In fairness to the FAI, they have publicly acknowledged the seismic shift necessary.

The revelation by the FAI’s recently-appointed Academy manager Will Clarke that just six of 20 LOI clubs employ a full-time director of football was as shocking as the pittance of a €10,000 subsidy they receive annually from the governing body to run national league teams at U14, U15, and U17, and U19s levels.

In a climate of scarce resources, valid questions about where the money is spent also arise. Rather than fund the salary of a coaching figurehead at each club to address the deficit highlighted by Clarke’s statistic, the FAI earlier this year chose to recruit 12 in-house high-performance coaches to cover seven regions nationwide.

The job spec read: “To solely focus on the development of elite players, coach education, and support of elite coaches in their region, progressing to the national teams and working in conjunction with the national league clubs and leagues.” As ever, the strategy proved divisive.

“It will be easier to get a united Ireland than have Irish football united,” added Caffrey about the squabbles. “We’ve all got a responsibility. Something has to be done because it isn’t working.”

Travel allowances a virtual perk for SFAI legislators

Did you hear the one about the football officials being paid travel allowance without leaving their houses?

It has emerged that legislators from the Schoolboys FAI received a €40 allowance for each virtual call they participated in during the pandemic.

Payments for travel and subsistence are commonplace across all sporting organisations, especially for centralised gatherings of personnel based across all corners of the country.

Restrictions on mobility and the gathering of people indoors over the last 18 months sent these essential forums into the virtual world, allowing delegates from leagues to log in from their devices.

Payments continued to be made despite this change but the hierarchy of the SFAI — which now encompasses the girls’ underage sector — have requested that these monies be returned upon the advice of their financial consultants.

The largest affiliate under the FAI’s auspices had in recent years made a settlement with the Revenue Commissioners following a voluntary disclosure over honoraria.

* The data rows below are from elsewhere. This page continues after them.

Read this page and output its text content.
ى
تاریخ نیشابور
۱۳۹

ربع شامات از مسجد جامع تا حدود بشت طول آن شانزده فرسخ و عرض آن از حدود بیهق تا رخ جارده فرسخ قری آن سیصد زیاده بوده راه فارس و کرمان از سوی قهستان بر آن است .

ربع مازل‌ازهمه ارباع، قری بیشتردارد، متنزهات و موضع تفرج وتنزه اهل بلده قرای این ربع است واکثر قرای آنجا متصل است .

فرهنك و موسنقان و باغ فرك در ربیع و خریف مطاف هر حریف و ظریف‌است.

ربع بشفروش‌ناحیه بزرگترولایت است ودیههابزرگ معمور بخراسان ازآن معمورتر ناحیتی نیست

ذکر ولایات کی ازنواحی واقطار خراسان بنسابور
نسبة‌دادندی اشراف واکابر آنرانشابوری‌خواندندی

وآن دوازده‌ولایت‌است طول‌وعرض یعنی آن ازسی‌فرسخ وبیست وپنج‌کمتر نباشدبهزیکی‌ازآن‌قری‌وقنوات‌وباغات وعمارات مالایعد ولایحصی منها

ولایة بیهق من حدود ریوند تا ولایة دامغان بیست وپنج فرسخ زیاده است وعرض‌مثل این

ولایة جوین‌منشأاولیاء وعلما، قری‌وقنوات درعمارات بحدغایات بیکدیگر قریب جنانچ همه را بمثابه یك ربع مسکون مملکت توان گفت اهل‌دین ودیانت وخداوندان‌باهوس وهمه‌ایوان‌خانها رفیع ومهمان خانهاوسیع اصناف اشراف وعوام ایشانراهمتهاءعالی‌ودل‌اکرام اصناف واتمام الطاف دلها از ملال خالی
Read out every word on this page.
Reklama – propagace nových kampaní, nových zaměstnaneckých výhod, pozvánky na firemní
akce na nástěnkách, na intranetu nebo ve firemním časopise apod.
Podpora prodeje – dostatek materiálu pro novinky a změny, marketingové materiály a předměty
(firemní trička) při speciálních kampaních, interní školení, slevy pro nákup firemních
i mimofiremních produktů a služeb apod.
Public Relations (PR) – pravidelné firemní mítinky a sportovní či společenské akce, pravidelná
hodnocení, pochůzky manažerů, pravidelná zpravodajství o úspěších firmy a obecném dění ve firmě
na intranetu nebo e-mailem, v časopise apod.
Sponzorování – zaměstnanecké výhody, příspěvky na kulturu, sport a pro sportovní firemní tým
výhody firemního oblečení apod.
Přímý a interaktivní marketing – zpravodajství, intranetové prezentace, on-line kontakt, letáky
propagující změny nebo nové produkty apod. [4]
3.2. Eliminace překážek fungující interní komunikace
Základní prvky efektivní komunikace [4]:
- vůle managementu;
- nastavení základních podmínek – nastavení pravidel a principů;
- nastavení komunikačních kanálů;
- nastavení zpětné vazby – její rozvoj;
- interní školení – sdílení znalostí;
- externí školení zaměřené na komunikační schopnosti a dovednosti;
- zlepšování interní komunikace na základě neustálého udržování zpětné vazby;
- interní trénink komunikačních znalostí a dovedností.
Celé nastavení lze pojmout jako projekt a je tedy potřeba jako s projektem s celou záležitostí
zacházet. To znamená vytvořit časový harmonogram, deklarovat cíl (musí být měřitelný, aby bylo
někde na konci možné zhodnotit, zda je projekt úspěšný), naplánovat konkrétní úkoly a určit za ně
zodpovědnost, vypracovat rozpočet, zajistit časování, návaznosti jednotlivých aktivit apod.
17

The era of remote meetings may be over after the relaxation of restrictions in tandem with the vaccination rollout. The FAI is about to kick off a blitz of “townhall meetings” with constituents, geared to invite feedback on the strategic plan for 2022-2015.

Peas coming to the boil for league title run-in

Peamount United require a maximum of eight points from their final four games to rack up a third successive Women’s National League title.

James O’Callaghan’s side begin their run-in on Sunday at Athlone Town, followed by meetings with Cork City and DLR Waves before they conclude on November 13 against Galway United.

That their nearest rivals, Shelbourne and Wexford, meet on that final day means a fewer haul of points will likely suffice to guarantee Champions League qualification again.

Ireland’s champions-elect, though, won’t be cementing their season with a double after the FAI Cup holders were knocked out at the semi-final stage by Wexford Youths last weekend.

Peamount ended a decade-long wait for the Blue Riband last year by swatting aside Cork City in the final.

Captain Kylie Murphy led the charge in Wexford’s extra-time victory, scoring either side of Áine O’Gorman’s equaliser. Lynn-Marie Grant added the third from Ellen Molloy’s assist.

Wexford will have to get past Noel King’s Shelbourne in the final.

The decider has been switched out of the Aviva Stadium to Tallaght for a second season running and will be played to a finish on Sunday, November 21.